I became a little intrigued by the idea of what constitutes ‘Australian’ writing recently, after listening to the topic hotly debated by an Adelaide Writers’ Week panel last month. Chloe Hooper, Michelle De Kretser, Robert Dessaix and Malcolm Knox had come together to talk about the Macquarie Anthology of Australian Literature (which De Kretser and Dessaix were included in). Dessaix provocatively argued that while the anthology is a fine one, it’s somewhat redundant in an age of globalisation, when national identities and national cultures are more difficult to define. A definitively ‘Australian’ culture, he argued, no longer really exists – something he partially blamed on post-war diversity and the incursions of American culture.
‘There’s nothing distinctive about us,’ he said. ‘There’s a hierarchy. England and America can do whatever they like. Everyone else has to do something distinctive.’ Knox agreed, saying that The Slap, which will be published in the UK, came up against those kinds of difficulties when looking for a publisher – that it was about suburban life in the Western world, rather than the exotic settings of the outback or a coastal surfing town. ‘In The Slap, Christos Tsiolkas is in Melbourne writing about his world in Melbourne with the confidence of Philip Roth writing about his world in New York. He’s about to challenge that view that Robert has just put.’
Hooper and De Kretser passionately argued for the contemporary, diverse, definition of Australian literature – as something that can encompass De Kretser’s The Hamilton Case, set in Sri Lanka, and Dessaix’s engagement with the wider world in books like his latest, Arabesques. And, of course, more typically ‘Australian’ books like Hooper’s masterpiece of reportage on a Palm Island death in custody, The Tall Man. ‘I feel proud to be in an anthology of Australian literature,’ said the Sri-Lankan born De Kretser. ‘It does give pleasure to some people and make them feel like they’re finally accepted as being Australian.’

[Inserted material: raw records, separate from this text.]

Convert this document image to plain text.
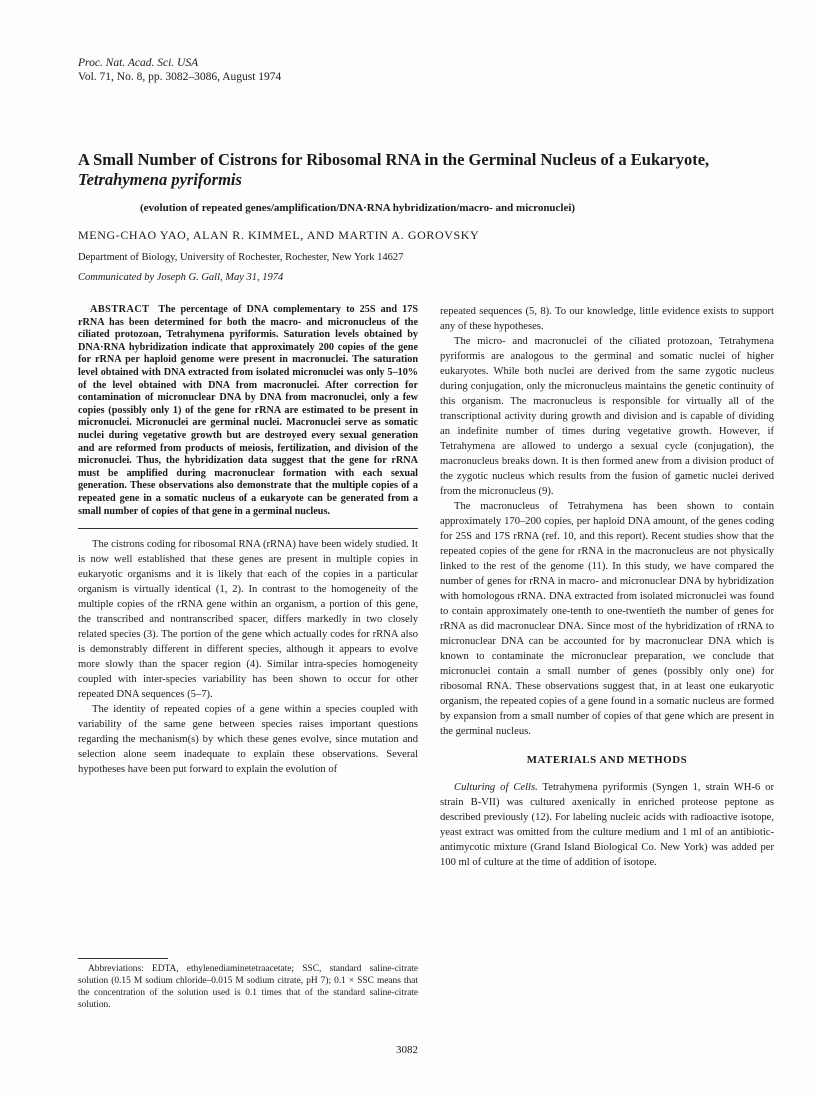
Proc. Nat. Acad. Sci. USA
Vol. 71, No. 8, pp. 3082–3086, August 1974
A Small Number of Cistrons for Ribosomal RNA in the Germinal Nucleus of a Eukaryote, Tetrahymena pyriformis
(evolution of repeated genes/amplification/DNA·RNA hybridization/macro- and micronuclei)
MENG-CHAO YAO, ALAN R. KIMMEL, AND MARTIN A. GOROVSKY
Department of Biology, University of Rochester, Rochester, New York 14627
Communicated by Joseph G. Gall, May 31, 1974
ABSTRACT The percentage of DNA complementary to 25S and 17S rRNA has been determined for both the macro- and micronucleus of the ciliated protozoan, Tetrahymena pyriformis. Saturation levels obtained by DNA·RNA hybridization indicate that approximately 200 copies of the gene for rRNA per haploid genome were present in macronuclei. The saturation level obtained with DNA extracted from isolated micronuclei was only 5–10% of the level obtained with DNA from macronuclei. After correction for contamination of micronuclear DNA by DNA from macronuclei, only a few copies (possibly only 1) of the gene for rRNA are estimated to be present in micronuclei. Micronuclei are germinal nuclei. Macronuclei serve as somatic nuclei during vegetative growth but are destroyed every sexual generation and are reformed from products of meiosis, fertilization, and division of the micronuclei. Thus, the hybridization data suggest that the gene for rRNA must be amplified during macronuclear formation with each sexual generation. These observations also demonstrate that the multiple copies of a repeated gene in a somatic nucleus of a eukaryote can be generated from a small number of copies of that gene in a germinal nucleus.

The cistrons coding for ribosomal RNA (rRNA) have been widely studied. It is now well established that these genes are present in multiple copies in eukaryotic organisms and it is likely that each of the copies in a particular organism is virtually identical (1, 2). In contrast to the homogeneity of the multiple copies of the rRNA gene within an organism, a portion of this gene, the transcribed and nontranscribed spacer, differs markedly in two closely related species (3). The portion of the gene which actually codes for rRNA also is demonstrably different in different species, although it appears to evolve more slowly than the spacer region (4). Similar intra-species homogeneity coupled with inter-species variability has been shown to occur for other repeated DNA sequences (5–7).

The identity of repeated copies of a gene within a species coupled with variability of the same gene between species raises important questions regarding the mechanism(s) by which these genes evolve, since mutation and selection alone seem inadequate to explain these observations. Several hypotheses have been put forward to explain the evolution of

repeated sequences (5, 8). To our knowledge, little evidence exists to support any of these hypotheses.

The micro- and macronuclei of the ciliated protozoan, Tetrahymena pyriformis are analogous to the germinal and somatic nuclei of higher eukaryotes. While both nuclei are derived from the same zygotic nucleus during conjugation, only the micronucleus maintains the genetic continuity of this organism. The macronucleus is responsible for virtually all of the transcriptional activity during growth and division and is capable of dividing an indefinite number of times during vegetative growth. However, if Tetrahymena are allowed to undergo a sexual cycle (conjugation), the macronucleus breaks down. It is then formed anew from a division product of the zygotic nucleus which results from the fusion of gametic nuclei derived from the micronucleus (9).

The macronucleus of Tetrahymena has been shown to contain approximately 170–200 copies, per haploid DNA amount, of the genes coding for 25S and 17S rRNA (ref. 10, and this report). Recent studies show that the repeated copies of the gene for rRNA in the macronucleus are not physically linked to the rest of the genome (11). In this study, we have compared the number of genes for rRNA in macro- and micronuclear DNA by hybridization with homologous rRNA. DNA extracted from isolated micronuclei was found to contain approximately one-tenth to one-twentieth the number of genes for rRNA as did macronuclear DNA. Since most of the hybridization of rRNA to micronuclear DNA can be accounted for by macronuclear DNA which is known to contaminate the micronuclear preparation, we conclude that micronuclei contain a small number of genes (possibly only one) for ribosomal RNA. These observations suggest that, in at least one eukaryotic organism, the repeated copies of a gene found in a somatic nucleus are formed by expansion from a small number of copies of that gene which are present in the germinal nucleus.

MATERIALS AND METHODS

Culturing of Cells. Tetrahymena pyriformis (Syngen 1, strain WH-6 or strain B-VII) was cultured axenically in enriched proteose peptone as described previously (12). For labeling nucleic acids with radioactive isotope, yeast extract was omitted from the culture medium and 1 ml of an antibiotic-antimycotic mixture (Grand Island Biological Co. New York) was added per 100 ml of culture at the time of addition of isotope.

Abbreviations: EDTA, ethylenediaminetetraacetate; SSC, standard saline-citrate solution (0.15 M sodium chloride–0.015 M sodium citrate, pH 7); 0.1 × SSC means that the concentration of the solution used is 0.1 times that of the standard saline-citrate solution.
3082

Asked in a later Writers’ Week session if she felt part of a body of ‘Australian writing’, Charlotte Wood said, ‘I really like it when people say my work is very Australian.’ She said that her recent anthology, Brothers and Sisters (which includes Nam Le writing his version of the story behind the Salt nightclub murders) has often been described in that fashion, though ‘there’s no kangaroos or bush settings, nothing distinctive you can put your finger on as Australian.’
And the current Miles Franklin longlist seems to be leaning towards a wider definition of ‘Australian life in any of its phases’. Peter Carey’s longlisted Parrott and Olivier in America is only tenuously linked to Australia (by its convict narrator).
‘I do think our notions of Australianness are now broad enough to admit all sorts of things,’ said James Bradley in a discussion about the longlist on his blog. Delia Falconer concurred: ‘Having a wider sense of the world, and seeing ourselves as players in it, with authority to write about it even without Australian characters or setting, is, I would argue, also very “Australian”.